No Estudo de Impacto Ambiental e Relatório de Impacto Ambiental (EIA-Rima) do Cais Mauá, a análise das maiores cheias do Guaíba mostram que os fenômenos ocorreram após 15 a 40 dias, em média, de chuvas com acúmulos entre 150 milímetros e 400 milímetros, normalmente ocorridas entre agosto e outubro. Depois de 1941, em 1967 houve outro evento traumático, ainda que não tão desastroso. Por causa dessa repetição é que se resolveu construir o Muro da Mauá, completado em 1970. O tempo passou e hoje a proteção está deteriorada.
Foto: Marcelo Oliveira
O resumo da situação atual é que o muro pode falhar quando acontecer essa inundação prevista para algum dia perdido em qualquer dos 2 mil anos que temos pela frente. Por quê, então, não derrubá-lo? Apesar de ser uma possibilidade remota, não existe, hoje, uma alternativa que dê mais tranquilidade ao poder público para tomar essa atitude.

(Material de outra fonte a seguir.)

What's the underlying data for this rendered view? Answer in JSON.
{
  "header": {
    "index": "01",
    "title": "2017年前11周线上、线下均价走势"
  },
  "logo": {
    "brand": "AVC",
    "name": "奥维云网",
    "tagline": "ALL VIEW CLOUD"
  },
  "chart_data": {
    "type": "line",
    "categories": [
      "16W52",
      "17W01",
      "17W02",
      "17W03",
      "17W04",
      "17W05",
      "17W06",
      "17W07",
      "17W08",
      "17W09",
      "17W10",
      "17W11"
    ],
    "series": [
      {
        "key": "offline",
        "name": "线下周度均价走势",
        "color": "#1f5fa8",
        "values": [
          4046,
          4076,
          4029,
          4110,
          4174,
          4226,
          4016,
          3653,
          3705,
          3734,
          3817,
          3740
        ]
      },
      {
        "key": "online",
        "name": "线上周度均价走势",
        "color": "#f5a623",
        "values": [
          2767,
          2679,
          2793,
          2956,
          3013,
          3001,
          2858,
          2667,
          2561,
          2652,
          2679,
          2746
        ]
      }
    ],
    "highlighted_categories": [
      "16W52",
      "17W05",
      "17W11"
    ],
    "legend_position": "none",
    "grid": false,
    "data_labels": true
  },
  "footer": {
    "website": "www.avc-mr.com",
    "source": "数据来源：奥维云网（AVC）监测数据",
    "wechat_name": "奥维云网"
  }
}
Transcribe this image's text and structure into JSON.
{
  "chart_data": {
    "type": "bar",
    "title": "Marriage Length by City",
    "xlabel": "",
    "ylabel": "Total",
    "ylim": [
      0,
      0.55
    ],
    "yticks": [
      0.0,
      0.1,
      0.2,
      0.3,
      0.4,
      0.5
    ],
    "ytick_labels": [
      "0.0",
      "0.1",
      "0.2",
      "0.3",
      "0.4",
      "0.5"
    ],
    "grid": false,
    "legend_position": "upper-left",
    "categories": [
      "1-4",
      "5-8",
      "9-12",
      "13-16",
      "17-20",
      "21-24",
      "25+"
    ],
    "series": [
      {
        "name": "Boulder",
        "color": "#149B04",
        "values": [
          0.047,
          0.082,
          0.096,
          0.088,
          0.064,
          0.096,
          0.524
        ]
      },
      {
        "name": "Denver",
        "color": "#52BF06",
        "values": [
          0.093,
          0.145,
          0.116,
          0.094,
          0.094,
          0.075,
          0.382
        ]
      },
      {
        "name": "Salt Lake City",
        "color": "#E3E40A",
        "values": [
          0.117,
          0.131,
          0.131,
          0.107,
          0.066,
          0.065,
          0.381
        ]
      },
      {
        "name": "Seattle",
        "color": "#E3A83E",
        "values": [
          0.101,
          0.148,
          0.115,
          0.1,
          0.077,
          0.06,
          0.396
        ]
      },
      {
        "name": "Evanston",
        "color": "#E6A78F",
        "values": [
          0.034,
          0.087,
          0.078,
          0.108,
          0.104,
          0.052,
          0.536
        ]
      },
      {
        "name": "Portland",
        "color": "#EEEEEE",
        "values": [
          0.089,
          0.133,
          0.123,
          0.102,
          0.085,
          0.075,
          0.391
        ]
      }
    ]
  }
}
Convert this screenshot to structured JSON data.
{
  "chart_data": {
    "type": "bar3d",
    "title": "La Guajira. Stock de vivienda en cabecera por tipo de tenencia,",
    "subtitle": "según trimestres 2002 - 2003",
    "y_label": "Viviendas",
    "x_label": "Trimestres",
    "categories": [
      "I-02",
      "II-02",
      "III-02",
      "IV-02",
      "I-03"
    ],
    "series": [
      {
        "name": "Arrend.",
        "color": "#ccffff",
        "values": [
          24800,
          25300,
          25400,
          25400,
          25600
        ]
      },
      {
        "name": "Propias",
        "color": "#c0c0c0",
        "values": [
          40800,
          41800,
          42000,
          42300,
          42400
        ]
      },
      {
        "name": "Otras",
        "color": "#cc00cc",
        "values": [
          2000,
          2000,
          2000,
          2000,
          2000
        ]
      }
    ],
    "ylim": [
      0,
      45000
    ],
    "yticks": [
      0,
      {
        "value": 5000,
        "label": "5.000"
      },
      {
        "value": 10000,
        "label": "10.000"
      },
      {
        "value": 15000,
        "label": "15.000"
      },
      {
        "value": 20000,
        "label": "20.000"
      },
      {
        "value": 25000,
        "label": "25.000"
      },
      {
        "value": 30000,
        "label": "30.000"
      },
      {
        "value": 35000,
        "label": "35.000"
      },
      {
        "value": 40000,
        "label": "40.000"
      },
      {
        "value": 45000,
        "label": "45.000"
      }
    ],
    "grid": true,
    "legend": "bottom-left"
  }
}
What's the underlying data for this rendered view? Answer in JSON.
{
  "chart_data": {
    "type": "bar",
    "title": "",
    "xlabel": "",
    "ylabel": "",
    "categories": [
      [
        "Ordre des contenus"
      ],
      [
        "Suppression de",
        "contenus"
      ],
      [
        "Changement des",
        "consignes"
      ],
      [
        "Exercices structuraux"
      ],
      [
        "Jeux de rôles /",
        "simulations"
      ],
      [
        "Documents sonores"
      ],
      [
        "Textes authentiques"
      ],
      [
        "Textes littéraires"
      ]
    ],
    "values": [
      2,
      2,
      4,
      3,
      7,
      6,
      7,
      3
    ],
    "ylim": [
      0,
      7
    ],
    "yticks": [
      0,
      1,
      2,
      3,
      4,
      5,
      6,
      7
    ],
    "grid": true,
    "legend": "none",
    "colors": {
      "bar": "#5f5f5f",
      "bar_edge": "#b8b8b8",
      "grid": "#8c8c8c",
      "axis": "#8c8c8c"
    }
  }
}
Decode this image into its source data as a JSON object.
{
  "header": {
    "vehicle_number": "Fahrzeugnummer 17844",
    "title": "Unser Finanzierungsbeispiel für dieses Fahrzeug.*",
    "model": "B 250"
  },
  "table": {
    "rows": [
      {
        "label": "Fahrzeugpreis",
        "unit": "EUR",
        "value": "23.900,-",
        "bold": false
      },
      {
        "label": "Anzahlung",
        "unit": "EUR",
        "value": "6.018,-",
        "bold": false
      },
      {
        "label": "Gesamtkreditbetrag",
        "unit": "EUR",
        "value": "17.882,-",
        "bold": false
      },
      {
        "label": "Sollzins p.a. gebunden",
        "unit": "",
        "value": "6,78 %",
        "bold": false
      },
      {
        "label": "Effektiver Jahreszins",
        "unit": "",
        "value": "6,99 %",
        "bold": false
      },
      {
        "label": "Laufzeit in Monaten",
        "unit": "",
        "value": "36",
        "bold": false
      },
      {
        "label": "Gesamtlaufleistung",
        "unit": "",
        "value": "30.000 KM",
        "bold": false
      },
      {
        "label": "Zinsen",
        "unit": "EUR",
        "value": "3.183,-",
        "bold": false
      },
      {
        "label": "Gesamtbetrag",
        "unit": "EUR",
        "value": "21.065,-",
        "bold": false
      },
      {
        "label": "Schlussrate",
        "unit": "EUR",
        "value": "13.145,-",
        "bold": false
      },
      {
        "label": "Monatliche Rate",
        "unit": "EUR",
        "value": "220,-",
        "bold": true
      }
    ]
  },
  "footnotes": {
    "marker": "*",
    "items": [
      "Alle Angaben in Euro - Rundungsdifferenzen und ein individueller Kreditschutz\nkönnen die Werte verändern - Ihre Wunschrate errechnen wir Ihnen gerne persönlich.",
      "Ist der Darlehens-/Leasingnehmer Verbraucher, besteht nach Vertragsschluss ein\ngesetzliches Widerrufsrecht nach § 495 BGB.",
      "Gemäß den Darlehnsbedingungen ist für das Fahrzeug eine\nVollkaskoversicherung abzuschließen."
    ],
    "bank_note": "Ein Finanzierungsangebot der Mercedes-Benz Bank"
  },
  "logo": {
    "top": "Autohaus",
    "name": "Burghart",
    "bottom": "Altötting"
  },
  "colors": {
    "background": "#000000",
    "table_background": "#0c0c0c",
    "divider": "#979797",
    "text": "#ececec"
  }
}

O professor do Instituto de Pesquisas Hidráulicas (IPH) Joel Goldenfum afirma que o muro não é inútil porque cumpre um papel como parte de um extenso e complexo sistema - são 68 quilômetros de diques, 14 comportas e 19 casas de bombas para evitar que as cheias do Guaíba alcancem a cidade. Derrubá-lo seria acabar com a serventia de todo o sistema.
Há alternativas mais avançadas à estrutura atual, lembra Goldenfum, como alguns sistemas de contenção de cheias utilizados na Holanda. O custo, porém, é altíssimo, ressalta. Uma ideia que brotou em Porto Alegre foi a de construir uma ciclovia com placas móveis de concreto, que se fechariam no caso de uma enchente, funcionando como muro. No entanto, a operação e manutenção desse dispositivo seria, também, cara demais. Assim, em Porto Alegre, é preciso optar por sistemas que exijam o mínimo de manutenção e operação.
- O evento de 1941 foi extraordinário, talvez nunca mais ocorra. O muro é feio e as pessoas associam a um componente ideológico porque foi construído na época do regime militar. Mas sou contra a retirada do muro se não for substituído por outro sistema que forneça no mínimo o mesmo grau de segurança. O que acontece em Porto Alegre é que não há como garantir o correto funcionamento de sistemas que exigem operação e manutenção frequentes das estruturas. É mais adequado, então, implementar a manutenção do muro existente e treinar o pessoal do que trocar o sistema - analisa Goldenfum.
Muros costumam ser repudiados. Em Berlim, talvez o mais odiado de todos foi abaixo em 1989, depois de 28 anos de separação entre os lados Oriental e Ocidental da Alemanha. Em Porto Alegre, o Muro da Mauá afasta a cidade do Guaíba há 45 anos. E, apesar de todo o desprezo por parte da população, da dúvida que as minúsculas probabilidades de repetição de grandes cheias levantam e do estado ruim de conservação (a ponto de haver o risco de não conseguir deter uma inundação), por enquanto, sua retirada não tem apoio no poder público.
- Em alguns lugares do mundo, com o tempo, esse tipo de muro foi retirado. Mas aqui, no Rio Grande do Sul, como ele tem um sentido de proteção, será mantido e restaurado. Claro que, para incorporarmos ao projeto arquitetônico, faremos uma humanização. Vamos colocar muro verde, cortina d'água para não ficar uma coisa muito feia, fora do contexto - destacou Júlia Costa, presidente da empresa Cais Mauá do Brasil S.A., que revitalizará o local.
Durante a entrega do EIA-Rima do Cais Mauá, em 1º de julho, um dos assuntos de que se falava era justamente o muro. A previsão é de que uma cortina d'água passe a embelezar cerca de 50 metros da estrutura. Mais bonito ainda seria não ter um muro entre a cidade e o Guaíba, concordaram representantes do governo municipal e da empresa. Mas ninguém quer assumir a responsabilidade pelos efeitos da imponderável alta do Guaíba.